Che cosa è accaduto da quegli anni?
«In questo ambito sono cresciuti dei giovani ortopedici molto bravi, molto capaci, sia a Genova sia al Santa Corona. Poi nella diaspora innescata del pagamento dello stipendio ospedaliero molto basso e dei limiti imposti dalla legge Bindi, con l’obbligo per i medici del tempo pieno e dell’attività intramoenia, i giovani medici sono migrati».
Lei stesso ha fatto questa scelta.
«Sono andato via anche io, mi sono dimesso nel 2000 da primario dell’ospedale di Sampierdarena per andare a lavorare nelle cliniche del Piemonte, della Lombardia e della Toscana, che chiaramente hanno attirato questi medici con stipendi molto molto superiori rispetto a quelli degli ospedali».
La situazione si è poi perpetuata sino ad arrivare ai giorni nostri e a rappresentare, per Ortopedia, una criticità nei conti.

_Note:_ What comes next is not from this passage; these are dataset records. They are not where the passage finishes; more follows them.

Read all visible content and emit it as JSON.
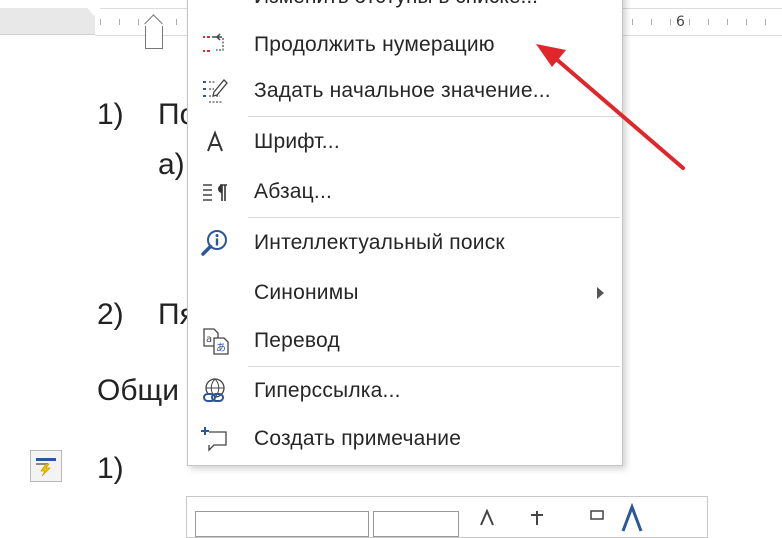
{
  "ruler": {
    "number": "6"
  },
  "document": {
    "lines": [
      {
        "marker": "1)",
        "text": "По"
      },
      {
        "marker": "а)",
        "text": ""
      },
      {
        "marker": "2)",
        "text": "Пя"
      },
      {
        "marker": "",
        "text": "Общи"
      },
      {
        "marker": "1)",
        "text": ""
      }
    ]
  },
  "context_menu": {
    "clipped_top_label": "Изменить отступы в списке...",
    "items": [
      {
        "label": "Продолжить нумерацию",
        "icon": "continue-numbering-icon"
      },
      {
        "label": "Задать начальное значение...",
        "icon": "set-numbering-value-icon"
      },
      {
        "label": "Шрифт...",
        "icon": "font-icon"
      },
      {
        "label": "Абзац...",
        "icon": "paragraph-icon"
      },
      {
        "label": "Интеллектуальный поиск",
        "icon": "smart-lookup-icon"
      },
      {
        "label": "Синонимы",
        "icon": "",
        "has_submenu": true
      },
      {
        "label": "Перевод",
        "icon": "translate-icon"
      },
      {
        "label": "Гиперссылка...",
        "icon": "hyperlink-icon"
      },
      {
        "label": "Создать примечание",
        "icon": "new-comment-icon"
      }
    ]
  },
  "colors": {
    "arrow": "#e0262b",
    "icon_red": "#d13438",
    "icon_blue": "#2b579a"
  }
}
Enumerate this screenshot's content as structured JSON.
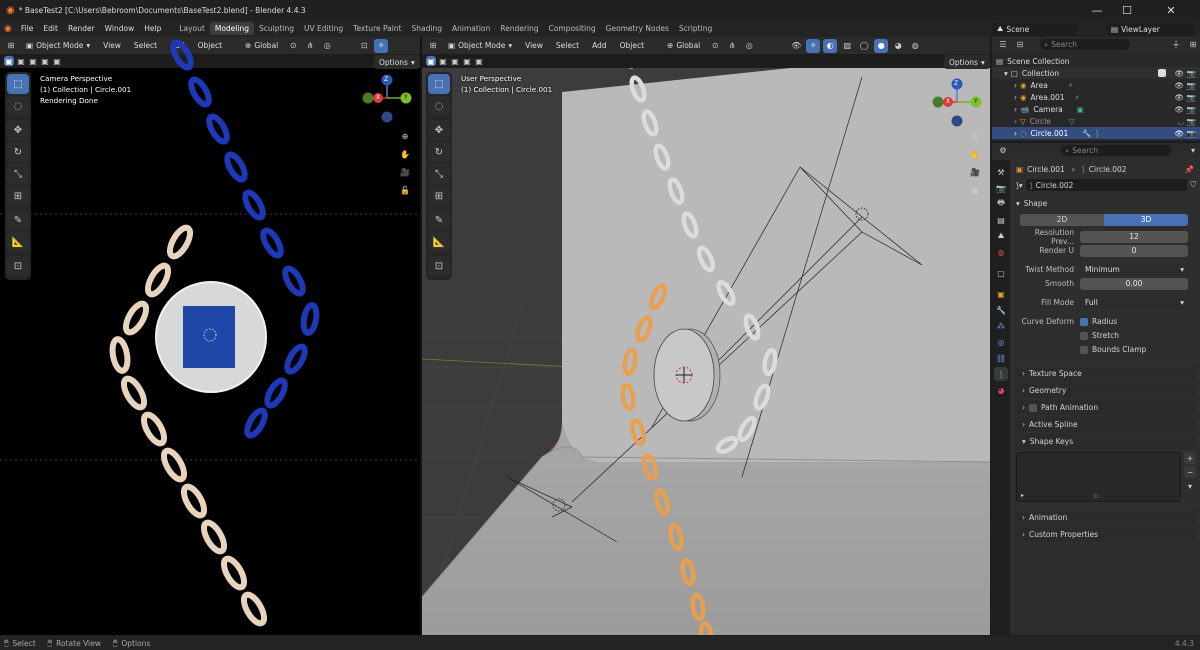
{
  "window": {
    "title": "* BaseTest2 [C:\\Users\\Bebroom\\Documents\\BaseTest2.blend] - Blender 4.4.3",
    "minimize": "—",
    "maximize": "☐",
    "close": "✕"
  },
  "menu": [
    "File",
    "Edit",
    "Render",
    "Window",
    "Help"
  ],
  "workspaces": [
    "Layout",
    "Modeling",
    "Sculpting",
    "UV Editing",
    "Texture Paint",
    "Shading",
    "Animation",
    "Rendering",
    "Compositing",
    "Geometry Nodes",
    "Scripting"
  ],
  "active_workspace": "Modeling",
  "scene": {
    "name": "Scene",
    "view_layer": "ViewLayer"
  },
  "viewport_left": {
    "mode": "Object Mode",
    "menus": [
      "View",
      "Select",
      "Add",
      "Object"
    ],
    "orientation": "Global",
    "options": "Options",
    "overlay": [
      "Camera Perspective",
      "(1) Collection | Circle.001",
      "Rendering Done"
    ],
    "gizmo": {
      "x": "X",
      "y": "Y",
      "z": "Z"
    }
  },
  "viewport_right": {
    "mode": "Object Mode",
    "menus": [
      "View",
      "Select",
      "Add",
      "Object"
    ],
    "orientation": "Global",
    "options": "Options",
    "overlay": [
      "User Perspective",
      "(1) Collection | Circle.001"
    ],
    "gizmo": {
      "x": "X",
      "y": "Y",
      "z": "Z"
    }
  },
  "outliner": {
    "search_placeholder": "Search",
    "root": "Scene Collection",
    "collection": "Collection",
    "items": [
      "Area",
      "Area.001",
      "Camera",
      "Circle",
      "Circle.001"
    ]
  },
  "properties": {
    "search_placeholder": "Search",
    "breadcrumb_object": "Circle.001",
    "breadcrumb_data": "Circle.002",
    "datablock": "Circle.002",
    "shape_title": "Shape",
    "dim_2d": "2D",
    "dim_3d": "3D",
    "resolution_label": "Resolution Prev...",
    "resolution_value": "12",
    "render_u_label": "Render U",
    "render_u_value": "0",
    "twist_label": "Twist Method",
    "twist_value": "Minimum",
    "smooth_label": "Smooth",
    "smooth_value": "0.00",
    "fill_label": "Fill Mode",
    "fill_value": "Full",
    "curve_deform_label": "Curve Deform",
    "radius_label": "Radius",
    "stretch_label": "Stretch",
    "bounds_label": "Bounds Clamp",
    "panels": [
      "Texture Space",
      "Geometry",
      "Path Animation",
      "Active Spline",
      "Shape Keys"
    ],
    "panels_bottom": [
      "Animation",
      "Custom Properties"
    ]
  },
  "statusbar": {
    "select": "Select",
    "rotate": "Rotate View",
    "options": "Options",
    "version": "4.4.3"
  }
}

«La causa dei 115 milioni prevalentemente per Ortopedia è sostanzialmente dovuta a quello, a una quantità di ortopedici di livello superiore alla media che sono andati via e che attraggono i pazienti fuori regione. Oltre a una grande soddisfazione dei pazienti per queste cliniche che sono molto ben gestite con servizi quasi alberghieri».
Le strategie in atto possono essere sufficienti?

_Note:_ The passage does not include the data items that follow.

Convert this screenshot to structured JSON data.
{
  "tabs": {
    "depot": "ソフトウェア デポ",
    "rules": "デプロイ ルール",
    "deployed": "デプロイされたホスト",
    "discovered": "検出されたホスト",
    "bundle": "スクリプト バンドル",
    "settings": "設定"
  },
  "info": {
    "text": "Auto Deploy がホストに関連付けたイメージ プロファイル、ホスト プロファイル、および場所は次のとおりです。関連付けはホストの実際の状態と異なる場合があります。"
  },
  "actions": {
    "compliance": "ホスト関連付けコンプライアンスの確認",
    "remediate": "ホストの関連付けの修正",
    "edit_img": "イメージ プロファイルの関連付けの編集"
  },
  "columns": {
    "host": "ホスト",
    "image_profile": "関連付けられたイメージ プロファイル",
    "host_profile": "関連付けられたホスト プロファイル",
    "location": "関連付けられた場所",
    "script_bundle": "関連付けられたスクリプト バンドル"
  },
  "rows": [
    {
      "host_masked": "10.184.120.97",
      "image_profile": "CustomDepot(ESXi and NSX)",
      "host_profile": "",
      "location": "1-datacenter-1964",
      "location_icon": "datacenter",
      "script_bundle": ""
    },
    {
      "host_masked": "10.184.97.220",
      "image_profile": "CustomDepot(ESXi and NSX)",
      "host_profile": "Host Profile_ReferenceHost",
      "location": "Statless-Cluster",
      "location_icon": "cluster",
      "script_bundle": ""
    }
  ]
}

«Il numero di medici che sono usciti è diventato tale e tanto che non credo che i 50 milioni di Toti possano servire a farli rientrare. Con Claudio Burlando presidente avevamo tentato la via di fare entrare i privati nell’ospedale pubblico e noi avevamo fatto un’outsourcing all’ospedale di Sestri Ponente, esperienza che però poi non è stata più confermata e alimentata».

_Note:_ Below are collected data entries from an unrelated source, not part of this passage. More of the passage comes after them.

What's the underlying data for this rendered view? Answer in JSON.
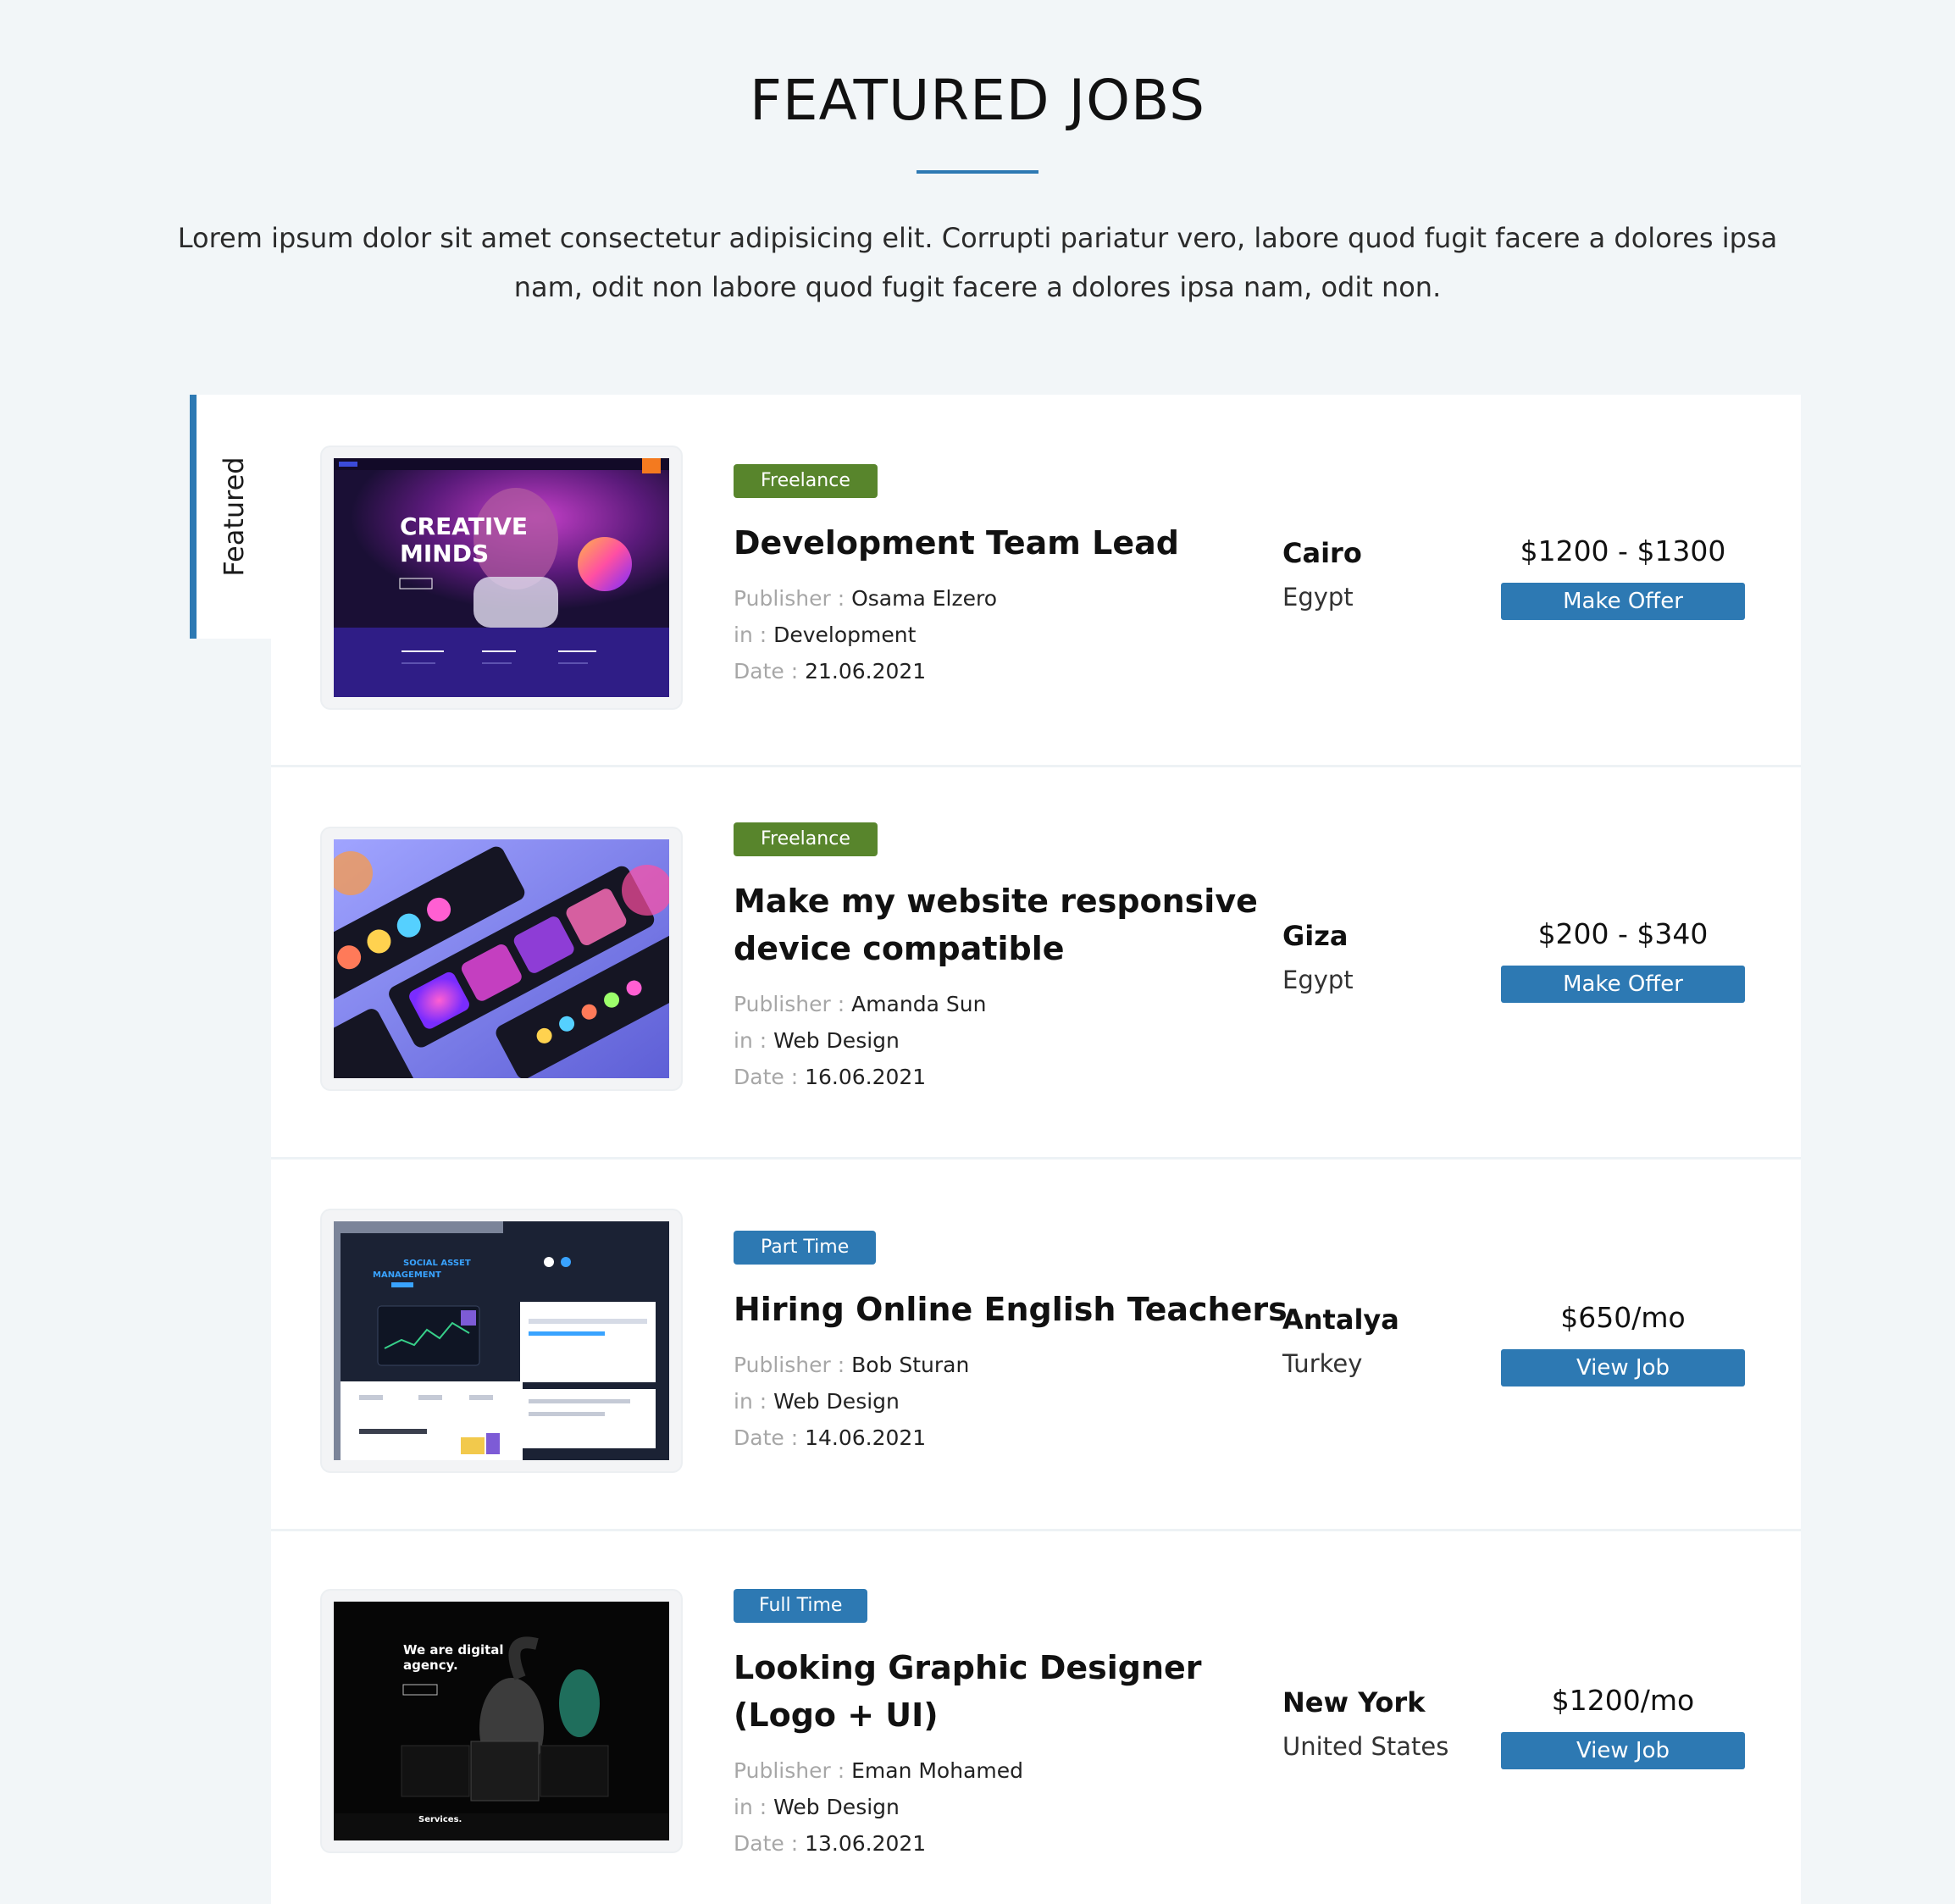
{
  "header": {
    "title": "FEATURED JOBS",
    "description": "Lorem ipsum dolor sit amet consectetur adipisicing elit. Corrupti pariatur vero, labore quod fugit facere a dolores ipsa nam, odit non labore quod fugit facere a dolores ipsa nam, odit non."
  },
  "ribbon": {
    "label": "Featured"
  },
  "labels": {
    "publisher": "Publisher : ",
    "category": "in : ",
    "date": "Date : "
  },
  "colors": {
    "accent": "#2d79b3",
    "badge_freelance": "#58852c",
    "page_background": "#f2f6f8"
  },
  "jobs": [
    {
      "badge": "Freelance",
      "title": "Development Team Lead",
      "publisher": "Osama Elzero",
      "category": "Development",
      "date": "21.06.2021",
      "city": "Cairo",
      "country": "Egypt",
      "price": "$1200 - $1300",
      "action": "Make Offer",
      "thumb_text_1": "CREATIVE",
      "thumb_text_2": "MINDS"
    },
    {
      "badge": "Freelance",
      "title": "Make my website responsive device compatible",
      "publisher": "Amanda Sun",
      "category": "Web Design",
      "date": "16.06.2021",
      "city": "Giza",
      "country": "Egypt",
      "price": "$200 - $340",
      "action": "Make Offer"
    },
    {
      "badge": "Part Time",
      "title": "Hiring Online English Teachers",
      "publisher": "Bob Sturan",
      "category": "Web Design",
      "date": "14.06.2021",
      "city": "Antalya",
      "country": "Turkey",
      "price": "$650/mo",
      "action": "View Job",
      "thumb_text_1": "SOCIAL ASSET",
      "thumb_text_2": "MANAGEMENT"
    },
    {
      "badge": "Full Time",
      "title": "Looking Graphic Designer (Logo + UI)",
      "publisher": "Eman Mohamed",
      "category": "Web Design",
      "date": "13.06.2021",
      "city": "New York",
      "country": "United States",
      "price": "$1200/mo",
      "action": "View Job",
      "thumb_text_1": "We are digital",
      "thumb_text_2": "agency.",
      "thumb_text_3": "Services."
    }
  ]
}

La motivazione principale della diaspora, come lei la chiama, è stata quindi determinata dalle retribuzioni.
«Da motivi sostanzialmente economici e di possibilità di lavoro. Perché si deve considerare come in ospedale ci sia un sistema gerarchico che prevede un primario il quale decide tutto come i capi della ferriera. Poi ci sono gli aiuti, che se lavorano nell’ospedale pubblico devono sottostare ai diktat del primario e agli orari imposti dall’ospedale, mentre se vanno in una struttura privata e convenzionata in automatico sono completamente liberi di agire e di solito riescono bene».
In Liguria come può essere risolta la questione a questo punto? Lei dice: i 50 milioni della giunta Toti non servono a farli tornare…
«Ma no. In Liguria, e reputo che sia l’unico tentativo possibile perché non ci sono cliniche private accreditate, a parte Villa Azzura che è però una realtà piccola che non può risolvere le richieste, dovrebbero riaprire gli ospedali in cui è stata chiusa ortopedia. Facendo venire gli specialisti con dei gettoni a prestazione di valore inferiore rispetto a quello che la Regione paga alle Regioni limitrofe. Se una prestazione fatta da un ospedale pubblico costa 100, l’assessore incentiva dei chirurghi esterni pagando la prestazione 60, 70, 80. Questo vuol dire risparmiare e servire i liguri in Liguria».